La Satira News Service

As if overpopulation, shrinking habitat, and a rise in chronic wasting disease weren’t enough to deal with, the local wild deer population has another fight on its hooves.

This time, the problem is a fast-growing fungus, which infests the plants on which deer prefer to feed. The fungus, when ingested, catalyzes the creation of an unusual amount of biological methane, causing the deer to become unnaturally bloated. This bloating may reach the point that the deer becomes buoyant with respect to the surrounding air.

“Me and my friends were out on a fishing trip a few weeks back,” recounts local outdoorsman Henry “Buck” Schott. “We saw one of them deer rising over the horizon one evening. It looked like the moon had grown antlers!”

Scientists at the University of Pomme de Terre believe the phenomenon may explain a recent uptick in the number of UFO sightings.

“Well, it’s not the sort of thing you expect to look up and see, is it?” said Dr. Rudolf Hirsch, Dean of the University of Pomme de Terre’s College of Folklore and Veterinary Sciences. “So, if you can’t figure out what it is at first, by definition it’s an unidentified flying object.”

While the fungus is new to veterinary epidemiology, Dr. Hirsch believes it has made its presence known before, leaving an indelible mark on childhood literature. “Many of the old–and seemingly absurd–stories may have a grain of truth to them,” Dr. Hirsch pointed out. “Who knows? Maybe this helps explain the story of Santa Claus and his flying reindeer. Granted, the victims of the current disease aren’t exactly moving quickly enough to pull a sleigh. In fact most of ’em just kind of hover or drift in the breeze until the gas works its way out of their systems. But it may have introduced the idea of floating fauna.”
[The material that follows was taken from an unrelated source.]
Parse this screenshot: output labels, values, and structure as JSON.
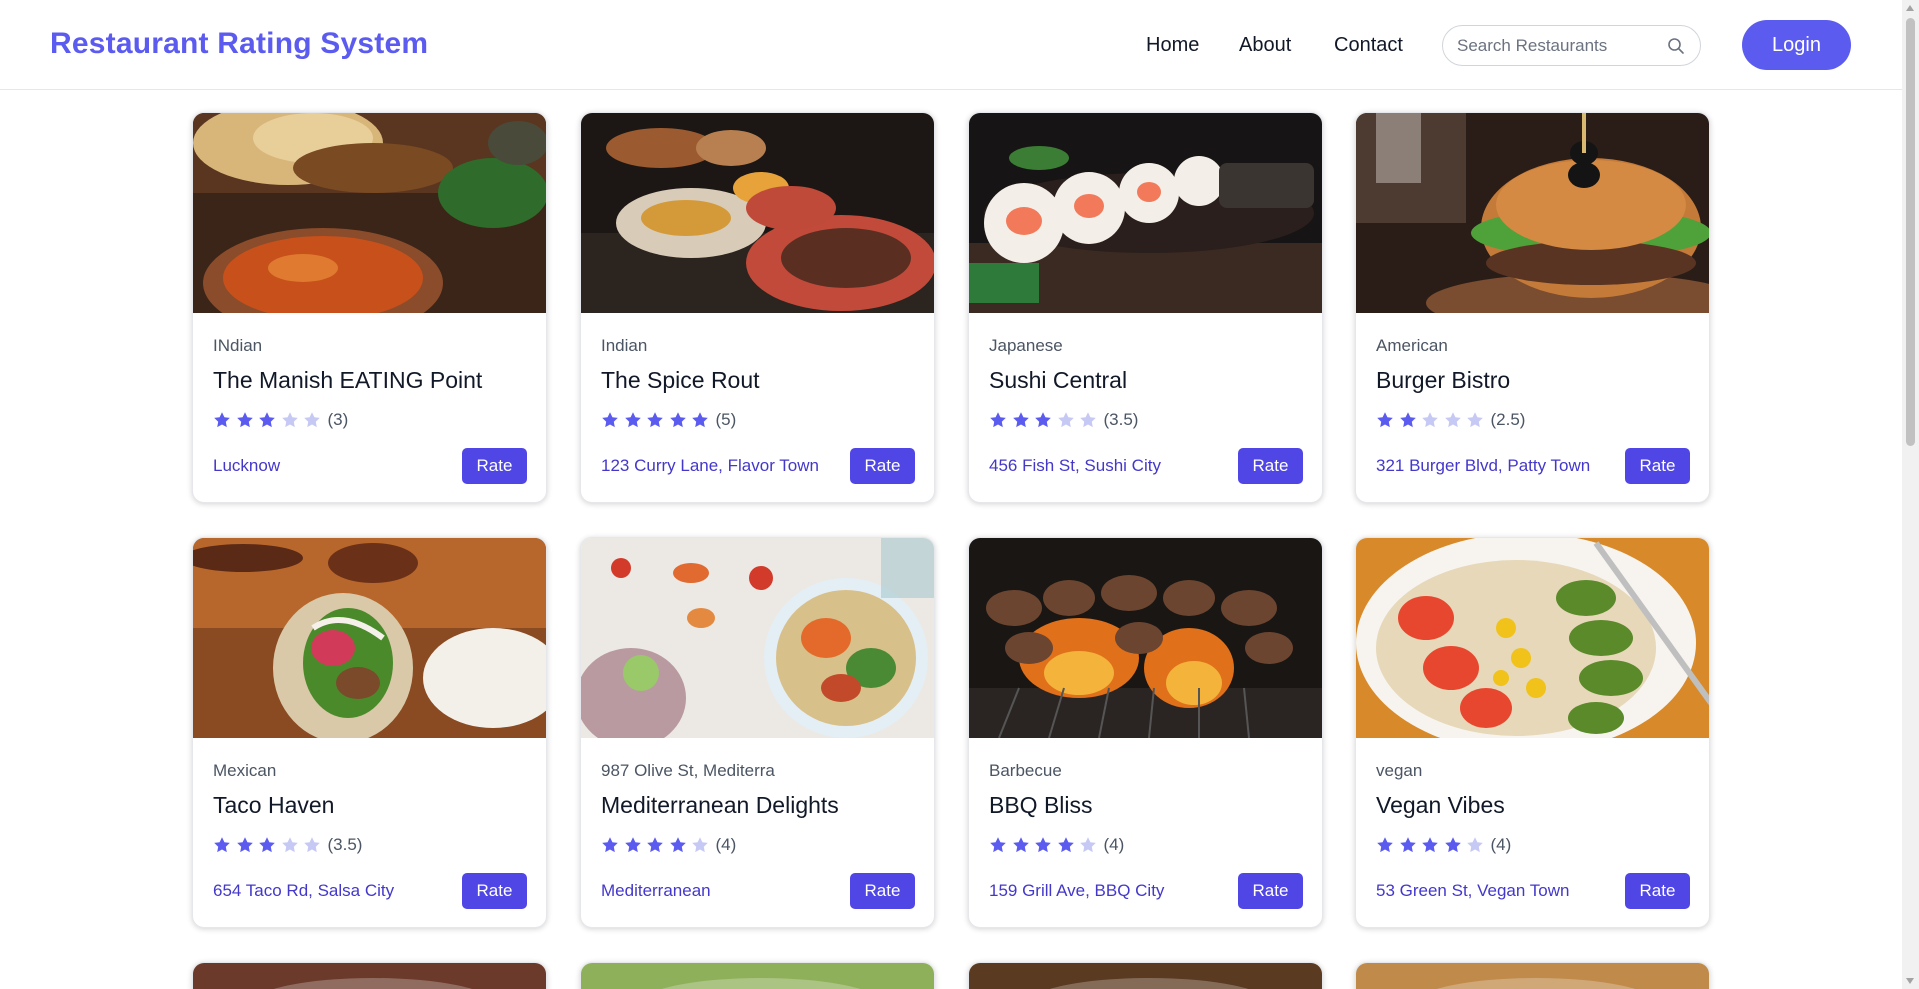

Dr. Hirsch believes a similar fungus was behind the story of the cow jumping over the moon.

Scientists are studying whether the problem can be treated by leaving bait corn laced with simethicone at known feeding spots.
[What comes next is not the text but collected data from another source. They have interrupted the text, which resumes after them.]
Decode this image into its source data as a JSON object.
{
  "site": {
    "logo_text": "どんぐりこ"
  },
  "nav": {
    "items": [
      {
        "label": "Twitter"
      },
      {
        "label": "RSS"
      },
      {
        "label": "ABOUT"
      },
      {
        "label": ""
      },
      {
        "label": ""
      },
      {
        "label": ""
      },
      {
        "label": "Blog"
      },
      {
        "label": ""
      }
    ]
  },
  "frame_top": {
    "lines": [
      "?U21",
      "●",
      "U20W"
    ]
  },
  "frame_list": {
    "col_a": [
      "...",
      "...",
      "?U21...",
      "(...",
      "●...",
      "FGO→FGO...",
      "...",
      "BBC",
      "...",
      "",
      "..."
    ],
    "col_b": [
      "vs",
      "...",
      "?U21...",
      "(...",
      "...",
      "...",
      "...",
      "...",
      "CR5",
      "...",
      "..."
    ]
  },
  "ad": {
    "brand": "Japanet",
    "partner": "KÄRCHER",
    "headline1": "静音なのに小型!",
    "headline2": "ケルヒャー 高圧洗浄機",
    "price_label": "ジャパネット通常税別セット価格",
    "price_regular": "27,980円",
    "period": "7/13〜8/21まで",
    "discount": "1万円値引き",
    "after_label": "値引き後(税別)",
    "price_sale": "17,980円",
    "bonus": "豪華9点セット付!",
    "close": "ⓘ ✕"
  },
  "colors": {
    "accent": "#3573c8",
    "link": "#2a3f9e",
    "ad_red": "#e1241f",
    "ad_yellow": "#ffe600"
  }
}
“Things could be worse,” said Dr. Hirsch. “The effect generally isn’t fatal; meanwhile, I expect it’s a new and interesting experience for otherwise earthbound creatures. And if all else fails, the oncoming winter should reduce the fungal activity and give us a chance to find a solution before the next outbreak.

Meanwhile, scientists from Europe have arrived at the university to explore whether the fungus can be applied to help alleviate that continent’s ongoing natural gas shortage.

Residents fret that, if the problem persists into the scheduled deer-hunting season, it could result in economic losses to the hunting industry. It is illegal to hunt the deer in their expanded state, due to the danger of being crushed by a rapidly-descending deer carcass and concerns about the effects of eating meat from affected deer. Local hunters are trying to be philosophical about the situation.

“The economists warned us we might be in for a period of stagflation,” said Mr. Schott, “but I never dreamed this was the form it would take.”